The question for the court is simply whether at the time of refusal to submit to induction the registrant was under a duty to submit. If he was, a crime was then committed. In dealing with this question the courts do examine into the validity of the order to report and this in turn involves a limited review of past board action in classifying the registrant. These matters bear directly upon the issue of guilt. What occurs after refusal, however, is not relevant to that issue.

Appellant was, on November 21, 1967, under a duty to submit to induction. He had been classified I-A, had been determined to be physically acceptable and had been duly notified of induction. No request for reclassification was pending. No denial of reclassification was in question.

Appellant asserts that he did not know, on November 21, 1967, that he had a right to claim conscientious objection as a basis for reclassification. He contends that the board, when it notified him of induction, had a duty so to inform him and that failure to do so constitutes a violation of due process. This contention is without merit.

Prior to appellant's original I-A classification in September, 1964, he had been informed of his right to submit a claim of conscientious objection. Thereafter he had been advised of his right to consult his draft board if he had any questions respecting his status.

The registrant, under the regulations, has the burden of seeking reclassification. This is wholly reasonable. It is not expecting too much of a registrant to assume that he will accept the invitation to inform himself as to the courses open to him before engaging in conduct he knows to be criminal in character.

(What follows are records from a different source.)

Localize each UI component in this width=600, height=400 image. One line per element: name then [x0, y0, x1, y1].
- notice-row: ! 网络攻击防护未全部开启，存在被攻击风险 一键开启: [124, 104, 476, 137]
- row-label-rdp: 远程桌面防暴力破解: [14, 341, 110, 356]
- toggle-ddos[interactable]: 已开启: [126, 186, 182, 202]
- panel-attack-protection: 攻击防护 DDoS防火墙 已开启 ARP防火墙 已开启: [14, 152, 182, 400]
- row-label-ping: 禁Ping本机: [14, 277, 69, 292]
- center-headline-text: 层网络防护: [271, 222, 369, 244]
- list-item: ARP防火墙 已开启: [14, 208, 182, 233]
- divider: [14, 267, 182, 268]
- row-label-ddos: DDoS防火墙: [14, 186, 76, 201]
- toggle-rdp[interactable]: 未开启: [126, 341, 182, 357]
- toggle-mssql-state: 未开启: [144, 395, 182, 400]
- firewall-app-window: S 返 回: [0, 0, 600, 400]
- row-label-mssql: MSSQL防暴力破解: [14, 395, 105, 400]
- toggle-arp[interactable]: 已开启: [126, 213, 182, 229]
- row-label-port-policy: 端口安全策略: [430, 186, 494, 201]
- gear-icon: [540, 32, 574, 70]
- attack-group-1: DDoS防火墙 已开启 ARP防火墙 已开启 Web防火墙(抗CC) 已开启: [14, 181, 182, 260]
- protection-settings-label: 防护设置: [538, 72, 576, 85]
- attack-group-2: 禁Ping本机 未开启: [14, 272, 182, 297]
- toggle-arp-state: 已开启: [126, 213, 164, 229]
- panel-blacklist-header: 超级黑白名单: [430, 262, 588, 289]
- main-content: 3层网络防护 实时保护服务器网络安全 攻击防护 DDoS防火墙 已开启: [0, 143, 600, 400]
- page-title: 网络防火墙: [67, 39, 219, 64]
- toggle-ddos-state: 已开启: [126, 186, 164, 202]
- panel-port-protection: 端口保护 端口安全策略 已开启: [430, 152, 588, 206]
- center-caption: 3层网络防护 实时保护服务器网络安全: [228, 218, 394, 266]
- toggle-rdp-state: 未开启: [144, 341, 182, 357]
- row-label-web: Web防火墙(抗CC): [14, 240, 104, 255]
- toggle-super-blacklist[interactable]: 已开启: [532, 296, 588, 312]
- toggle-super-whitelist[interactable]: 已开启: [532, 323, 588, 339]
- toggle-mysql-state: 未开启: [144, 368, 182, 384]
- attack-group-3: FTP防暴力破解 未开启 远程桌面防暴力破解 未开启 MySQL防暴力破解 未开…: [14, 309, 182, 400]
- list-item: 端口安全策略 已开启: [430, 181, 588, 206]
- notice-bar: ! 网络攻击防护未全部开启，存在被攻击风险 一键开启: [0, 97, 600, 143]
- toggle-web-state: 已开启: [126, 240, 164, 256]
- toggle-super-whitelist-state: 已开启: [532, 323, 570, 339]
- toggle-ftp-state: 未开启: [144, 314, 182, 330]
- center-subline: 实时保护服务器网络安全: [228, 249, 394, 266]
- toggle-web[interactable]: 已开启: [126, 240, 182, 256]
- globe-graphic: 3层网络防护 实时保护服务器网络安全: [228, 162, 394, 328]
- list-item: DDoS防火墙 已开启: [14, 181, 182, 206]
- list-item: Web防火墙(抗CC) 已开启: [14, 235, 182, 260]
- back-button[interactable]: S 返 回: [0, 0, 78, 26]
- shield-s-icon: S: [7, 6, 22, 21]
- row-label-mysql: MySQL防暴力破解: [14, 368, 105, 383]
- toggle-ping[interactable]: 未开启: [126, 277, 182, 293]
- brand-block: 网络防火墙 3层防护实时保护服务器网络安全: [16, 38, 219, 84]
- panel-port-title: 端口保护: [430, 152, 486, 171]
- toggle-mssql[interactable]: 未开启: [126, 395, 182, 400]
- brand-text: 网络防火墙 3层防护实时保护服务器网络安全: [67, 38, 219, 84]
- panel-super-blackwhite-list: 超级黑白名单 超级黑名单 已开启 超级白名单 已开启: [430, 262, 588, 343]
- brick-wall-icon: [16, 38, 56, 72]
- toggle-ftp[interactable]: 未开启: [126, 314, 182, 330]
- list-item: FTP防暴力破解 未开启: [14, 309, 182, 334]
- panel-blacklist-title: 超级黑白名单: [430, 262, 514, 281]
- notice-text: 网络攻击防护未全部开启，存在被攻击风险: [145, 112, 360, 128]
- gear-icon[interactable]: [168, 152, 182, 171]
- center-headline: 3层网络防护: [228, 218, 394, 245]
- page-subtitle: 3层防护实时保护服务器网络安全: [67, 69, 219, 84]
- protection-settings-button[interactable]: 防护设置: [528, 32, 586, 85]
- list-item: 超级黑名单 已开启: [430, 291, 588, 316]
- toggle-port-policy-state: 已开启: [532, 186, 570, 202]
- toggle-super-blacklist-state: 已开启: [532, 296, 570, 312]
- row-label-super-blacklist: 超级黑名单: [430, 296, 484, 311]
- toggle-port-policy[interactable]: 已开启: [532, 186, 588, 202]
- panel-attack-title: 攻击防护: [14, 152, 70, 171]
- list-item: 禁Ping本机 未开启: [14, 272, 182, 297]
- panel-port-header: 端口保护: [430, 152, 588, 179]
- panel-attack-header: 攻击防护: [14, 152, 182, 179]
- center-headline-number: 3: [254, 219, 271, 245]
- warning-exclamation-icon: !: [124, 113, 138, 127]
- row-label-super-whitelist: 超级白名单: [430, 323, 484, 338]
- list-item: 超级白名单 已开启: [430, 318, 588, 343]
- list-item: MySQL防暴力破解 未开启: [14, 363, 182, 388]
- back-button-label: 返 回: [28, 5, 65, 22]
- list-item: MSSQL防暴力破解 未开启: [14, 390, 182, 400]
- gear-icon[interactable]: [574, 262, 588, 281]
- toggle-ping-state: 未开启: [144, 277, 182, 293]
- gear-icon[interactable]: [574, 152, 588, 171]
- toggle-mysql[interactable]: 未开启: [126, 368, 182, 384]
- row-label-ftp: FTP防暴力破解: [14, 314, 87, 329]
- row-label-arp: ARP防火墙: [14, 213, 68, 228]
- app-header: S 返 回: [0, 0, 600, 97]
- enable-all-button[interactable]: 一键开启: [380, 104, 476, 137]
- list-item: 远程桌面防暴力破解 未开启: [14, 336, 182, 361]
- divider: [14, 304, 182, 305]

The Honorable Ray McNichols, United States District Judge for the District of Idaho, sitting by designation


The board may (as 32 C.F.R. § 1625.14 seems to recognize) have power to reopen classification even after the registrant has refused to submit to induction and power thereby to cancel the induction order with which the registrant has refused to comply. This power is, if exercised, no more than a sua sponte response by the board to a re-examination of its own proceedings. The registrant, however, has no right to a reopening at this time. If the board chooses to stand on its record the registrant cannot assert prejudice resulting from that choice.